Walker and Caruk recall their first “real world test.” They printed 75 posters and attached them to stakes, which they hammered into the ground beside a Winnipeg boulevard. Driving along the road in a van, with the side door open and strobe lights flashing, they videoed the posters. When they checked the results, they had full-motion video: The concept worked.

It was exhilarating, a vindication-and that’s the feeling inventors cling to, Walker says. They easily could become discouraged, by assuming that if their idea is so good, someone else must have it; or by letting naysayers shoot them down.

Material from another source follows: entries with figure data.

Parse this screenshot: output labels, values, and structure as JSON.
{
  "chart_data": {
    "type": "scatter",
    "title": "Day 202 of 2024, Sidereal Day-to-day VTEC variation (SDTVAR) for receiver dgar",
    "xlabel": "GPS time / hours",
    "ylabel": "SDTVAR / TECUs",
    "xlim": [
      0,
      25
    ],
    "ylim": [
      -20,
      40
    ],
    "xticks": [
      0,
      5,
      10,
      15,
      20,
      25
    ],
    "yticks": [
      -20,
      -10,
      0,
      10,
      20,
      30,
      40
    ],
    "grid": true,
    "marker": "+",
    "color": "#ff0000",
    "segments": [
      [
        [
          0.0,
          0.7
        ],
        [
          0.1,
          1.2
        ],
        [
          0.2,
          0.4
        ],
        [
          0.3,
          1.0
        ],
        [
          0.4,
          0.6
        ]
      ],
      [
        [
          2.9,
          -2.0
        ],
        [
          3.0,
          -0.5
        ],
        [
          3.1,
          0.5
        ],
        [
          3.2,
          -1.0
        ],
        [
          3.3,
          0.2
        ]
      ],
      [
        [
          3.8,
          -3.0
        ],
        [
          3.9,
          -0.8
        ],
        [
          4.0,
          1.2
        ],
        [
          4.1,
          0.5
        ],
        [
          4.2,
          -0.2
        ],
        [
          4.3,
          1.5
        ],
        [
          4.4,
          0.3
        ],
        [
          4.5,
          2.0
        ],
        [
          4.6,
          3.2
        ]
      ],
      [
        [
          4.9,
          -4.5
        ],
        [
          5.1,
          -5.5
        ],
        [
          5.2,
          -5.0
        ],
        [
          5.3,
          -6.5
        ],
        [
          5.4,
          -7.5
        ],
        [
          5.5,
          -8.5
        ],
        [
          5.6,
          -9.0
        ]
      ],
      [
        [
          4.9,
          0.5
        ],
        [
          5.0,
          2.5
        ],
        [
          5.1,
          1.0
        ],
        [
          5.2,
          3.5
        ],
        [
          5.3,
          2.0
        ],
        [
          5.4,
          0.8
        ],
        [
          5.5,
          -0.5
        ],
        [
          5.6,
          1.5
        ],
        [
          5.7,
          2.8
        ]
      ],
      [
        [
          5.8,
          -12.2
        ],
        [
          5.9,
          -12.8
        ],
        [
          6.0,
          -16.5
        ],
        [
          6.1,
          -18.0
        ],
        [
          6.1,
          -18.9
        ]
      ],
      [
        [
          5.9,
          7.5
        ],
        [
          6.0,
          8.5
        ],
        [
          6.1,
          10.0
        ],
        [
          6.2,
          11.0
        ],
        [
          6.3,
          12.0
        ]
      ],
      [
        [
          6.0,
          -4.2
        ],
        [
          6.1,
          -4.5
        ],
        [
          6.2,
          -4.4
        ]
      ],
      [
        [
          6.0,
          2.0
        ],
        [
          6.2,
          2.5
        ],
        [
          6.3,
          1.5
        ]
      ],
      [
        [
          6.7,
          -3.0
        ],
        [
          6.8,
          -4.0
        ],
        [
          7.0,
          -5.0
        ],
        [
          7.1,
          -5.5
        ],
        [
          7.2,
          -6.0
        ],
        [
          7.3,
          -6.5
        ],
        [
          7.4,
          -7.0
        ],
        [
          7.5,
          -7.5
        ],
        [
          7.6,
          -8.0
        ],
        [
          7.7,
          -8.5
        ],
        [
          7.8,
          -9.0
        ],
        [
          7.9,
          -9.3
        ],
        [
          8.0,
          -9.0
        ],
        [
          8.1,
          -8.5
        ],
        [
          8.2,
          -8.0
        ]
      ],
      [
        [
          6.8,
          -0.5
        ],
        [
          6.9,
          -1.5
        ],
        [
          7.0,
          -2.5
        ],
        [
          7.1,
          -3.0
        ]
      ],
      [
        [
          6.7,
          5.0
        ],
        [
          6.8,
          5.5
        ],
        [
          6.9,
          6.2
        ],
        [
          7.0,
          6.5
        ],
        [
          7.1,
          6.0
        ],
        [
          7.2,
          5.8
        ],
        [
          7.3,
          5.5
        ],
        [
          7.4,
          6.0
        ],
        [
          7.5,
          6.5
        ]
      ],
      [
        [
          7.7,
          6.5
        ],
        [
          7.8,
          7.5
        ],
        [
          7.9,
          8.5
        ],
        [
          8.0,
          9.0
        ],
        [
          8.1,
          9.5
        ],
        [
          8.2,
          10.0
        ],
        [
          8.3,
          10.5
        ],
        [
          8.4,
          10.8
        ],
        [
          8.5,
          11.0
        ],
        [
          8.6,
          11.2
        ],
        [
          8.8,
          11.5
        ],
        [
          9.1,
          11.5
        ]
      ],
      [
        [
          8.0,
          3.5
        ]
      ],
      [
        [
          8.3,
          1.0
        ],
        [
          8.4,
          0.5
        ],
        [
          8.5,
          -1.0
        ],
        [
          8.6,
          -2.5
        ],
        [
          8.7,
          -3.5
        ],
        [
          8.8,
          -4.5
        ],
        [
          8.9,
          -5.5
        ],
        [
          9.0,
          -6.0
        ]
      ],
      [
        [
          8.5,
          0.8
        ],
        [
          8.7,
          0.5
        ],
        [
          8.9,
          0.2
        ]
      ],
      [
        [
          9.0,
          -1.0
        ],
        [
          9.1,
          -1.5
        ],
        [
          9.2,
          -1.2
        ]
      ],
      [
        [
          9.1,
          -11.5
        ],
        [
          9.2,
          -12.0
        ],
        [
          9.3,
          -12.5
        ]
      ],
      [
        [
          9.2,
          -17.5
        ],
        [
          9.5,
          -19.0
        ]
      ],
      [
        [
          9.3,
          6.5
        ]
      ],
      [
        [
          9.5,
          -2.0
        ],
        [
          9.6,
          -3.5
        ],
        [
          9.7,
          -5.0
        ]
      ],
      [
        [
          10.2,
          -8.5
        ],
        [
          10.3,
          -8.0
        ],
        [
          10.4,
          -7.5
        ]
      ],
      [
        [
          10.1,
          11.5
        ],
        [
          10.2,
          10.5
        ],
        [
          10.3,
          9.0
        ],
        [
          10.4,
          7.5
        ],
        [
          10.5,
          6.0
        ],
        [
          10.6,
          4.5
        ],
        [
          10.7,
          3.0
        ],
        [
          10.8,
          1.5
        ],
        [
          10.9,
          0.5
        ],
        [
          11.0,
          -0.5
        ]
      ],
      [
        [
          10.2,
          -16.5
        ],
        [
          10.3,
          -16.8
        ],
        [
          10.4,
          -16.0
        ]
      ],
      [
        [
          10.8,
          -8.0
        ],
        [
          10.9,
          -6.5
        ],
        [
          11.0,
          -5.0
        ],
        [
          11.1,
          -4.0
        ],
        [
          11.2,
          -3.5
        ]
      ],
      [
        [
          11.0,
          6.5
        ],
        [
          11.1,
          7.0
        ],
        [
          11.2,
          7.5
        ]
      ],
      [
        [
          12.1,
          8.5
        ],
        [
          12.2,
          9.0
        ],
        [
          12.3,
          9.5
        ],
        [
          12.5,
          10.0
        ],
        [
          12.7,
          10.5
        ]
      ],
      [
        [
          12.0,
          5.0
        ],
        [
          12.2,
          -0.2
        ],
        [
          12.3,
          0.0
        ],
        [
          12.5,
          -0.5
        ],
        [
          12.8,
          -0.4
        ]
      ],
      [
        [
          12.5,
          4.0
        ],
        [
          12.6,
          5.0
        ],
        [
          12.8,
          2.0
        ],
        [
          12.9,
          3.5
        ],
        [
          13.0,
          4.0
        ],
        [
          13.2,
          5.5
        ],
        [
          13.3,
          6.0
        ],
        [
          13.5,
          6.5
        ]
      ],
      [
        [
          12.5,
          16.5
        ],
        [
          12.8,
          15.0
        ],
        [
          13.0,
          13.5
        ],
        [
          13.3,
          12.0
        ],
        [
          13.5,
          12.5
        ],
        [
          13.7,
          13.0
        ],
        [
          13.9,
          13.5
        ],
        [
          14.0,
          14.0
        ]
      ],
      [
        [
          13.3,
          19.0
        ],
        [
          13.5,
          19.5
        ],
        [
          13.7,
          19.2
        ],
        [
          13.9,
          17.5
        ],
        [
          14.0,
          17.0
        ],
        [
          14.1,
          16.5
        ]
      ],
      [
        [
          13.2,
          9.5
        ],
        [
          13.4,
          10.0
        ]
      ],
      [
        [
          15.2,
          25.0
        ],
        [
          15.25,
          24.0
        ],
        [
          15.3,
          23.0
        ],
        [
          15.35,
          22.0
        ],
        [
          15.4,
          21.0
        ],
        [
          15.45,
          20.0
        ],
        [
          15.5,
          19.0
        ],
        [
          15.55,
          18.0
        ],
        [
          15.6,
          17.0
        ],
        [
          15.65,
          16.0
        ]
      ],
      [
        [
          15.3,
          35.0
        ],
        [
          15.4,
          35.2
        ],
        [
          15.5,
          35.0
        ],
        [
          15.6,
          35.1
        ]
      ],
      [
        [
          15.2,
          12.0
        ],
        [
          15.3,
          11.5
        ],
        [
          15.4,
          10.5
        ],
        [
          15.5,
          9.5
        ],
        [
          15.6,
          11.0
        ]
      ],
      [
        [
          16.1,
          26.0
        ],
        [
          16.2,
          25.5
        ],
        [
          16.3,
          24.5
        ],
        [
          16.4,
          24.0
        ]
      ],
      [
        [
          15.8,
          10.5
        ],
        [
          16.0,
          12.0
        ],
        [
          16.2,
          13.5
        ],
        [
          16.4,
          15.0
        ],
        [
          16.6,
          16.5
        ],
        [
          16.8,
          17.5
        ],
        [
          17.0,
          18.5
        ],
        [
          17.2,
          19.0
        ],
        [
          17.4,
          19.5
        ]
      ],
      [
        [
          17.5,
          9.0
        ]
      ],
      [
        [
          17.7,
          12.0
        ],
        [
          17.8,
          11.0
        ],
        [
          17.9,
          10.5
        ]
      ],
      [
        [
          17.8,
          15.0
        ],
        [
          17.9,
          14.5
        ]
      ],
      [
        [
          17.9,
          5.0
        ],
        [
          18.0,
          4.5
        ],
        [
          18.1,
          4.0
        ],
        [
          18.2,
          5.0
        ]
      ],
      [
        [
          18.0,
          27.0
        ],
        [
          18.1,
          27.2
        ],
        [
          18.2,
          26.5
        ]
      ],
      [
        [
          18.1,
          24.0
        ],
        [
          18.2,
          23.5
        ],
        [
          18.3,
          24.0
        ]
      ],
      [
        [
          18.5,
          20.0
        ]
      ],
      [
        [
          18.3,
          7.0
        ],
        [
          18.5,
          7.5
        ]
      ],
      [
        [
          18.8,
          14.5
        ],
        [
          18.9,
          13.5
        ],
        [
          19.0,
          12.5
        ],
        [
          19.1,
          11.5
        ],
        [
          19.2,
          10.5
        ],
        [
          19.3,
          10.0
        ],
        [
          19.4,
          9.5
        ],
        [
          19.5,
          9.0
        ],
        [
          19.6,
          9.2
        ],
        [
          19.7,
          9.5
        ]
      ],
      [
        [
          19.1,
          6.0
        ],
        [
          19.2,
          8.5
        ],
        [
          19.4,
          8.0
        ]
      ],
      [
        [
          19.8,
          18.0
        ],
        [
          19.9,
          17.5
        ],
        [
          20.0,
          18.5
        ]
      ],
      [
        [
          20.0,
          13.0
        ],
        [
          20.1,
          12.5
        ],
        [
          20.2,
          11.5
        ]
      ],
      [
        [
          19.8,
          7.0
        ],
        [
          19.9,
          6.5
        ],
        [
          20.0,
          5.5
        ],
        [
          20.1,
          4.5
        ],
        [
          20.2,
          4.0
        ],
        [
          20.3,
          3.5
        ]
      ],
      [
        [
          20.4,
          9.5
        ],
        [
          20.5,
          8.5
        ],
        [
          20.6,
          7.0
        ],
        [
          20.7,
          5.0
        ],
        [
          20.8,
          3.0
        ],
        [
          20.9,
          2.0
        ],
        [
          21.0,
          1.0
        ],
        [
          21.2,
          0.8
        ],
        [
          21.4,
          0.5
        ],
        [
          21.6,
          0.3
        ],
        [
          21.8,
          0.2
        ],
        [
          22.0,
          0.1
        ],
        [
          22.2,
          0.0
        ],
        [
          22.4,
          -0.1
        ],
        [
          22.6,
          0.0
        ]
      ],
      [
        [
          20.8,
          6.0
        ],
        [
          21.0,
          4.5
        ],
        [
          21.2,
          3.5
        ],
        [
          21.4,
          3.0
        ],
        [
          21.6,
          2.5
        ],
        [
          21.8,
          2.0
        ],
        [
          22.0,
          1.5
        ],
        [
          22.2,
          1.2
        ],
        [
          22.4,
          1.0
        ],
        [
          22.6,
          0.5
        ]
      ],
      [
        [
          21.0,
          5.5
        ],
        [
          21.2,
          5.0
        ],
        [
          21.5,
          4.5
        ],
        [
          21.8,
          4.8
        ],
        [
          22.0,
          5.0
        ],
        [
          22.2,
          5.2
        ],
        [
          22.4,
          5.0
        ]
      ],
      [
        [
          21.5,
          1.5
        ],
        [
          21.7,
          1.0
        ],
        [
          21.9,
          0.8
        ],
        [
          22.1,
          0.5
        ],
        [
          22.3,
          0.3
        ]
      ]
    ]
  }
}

To be a successful inventor, says Walker, remember the parable of the fleas in the jar: These fleas will start to jump, and will hit the jar lid. As time passes, they’ll still jump, but not as high, knowing they can’t escape. Eventually, you can remove the lid, but the fleas still won’t jump as high as possible. Although they could escape, they are trapped by their own sense of confinement.

“I’m not a flea in a jar,” says Walker -and neither is any other inventor who endures. That might be the keenest insight yet into the mind of the inventor. “They don’t put limitations on themselves, or let their surroundings-or anyone else-limit them.”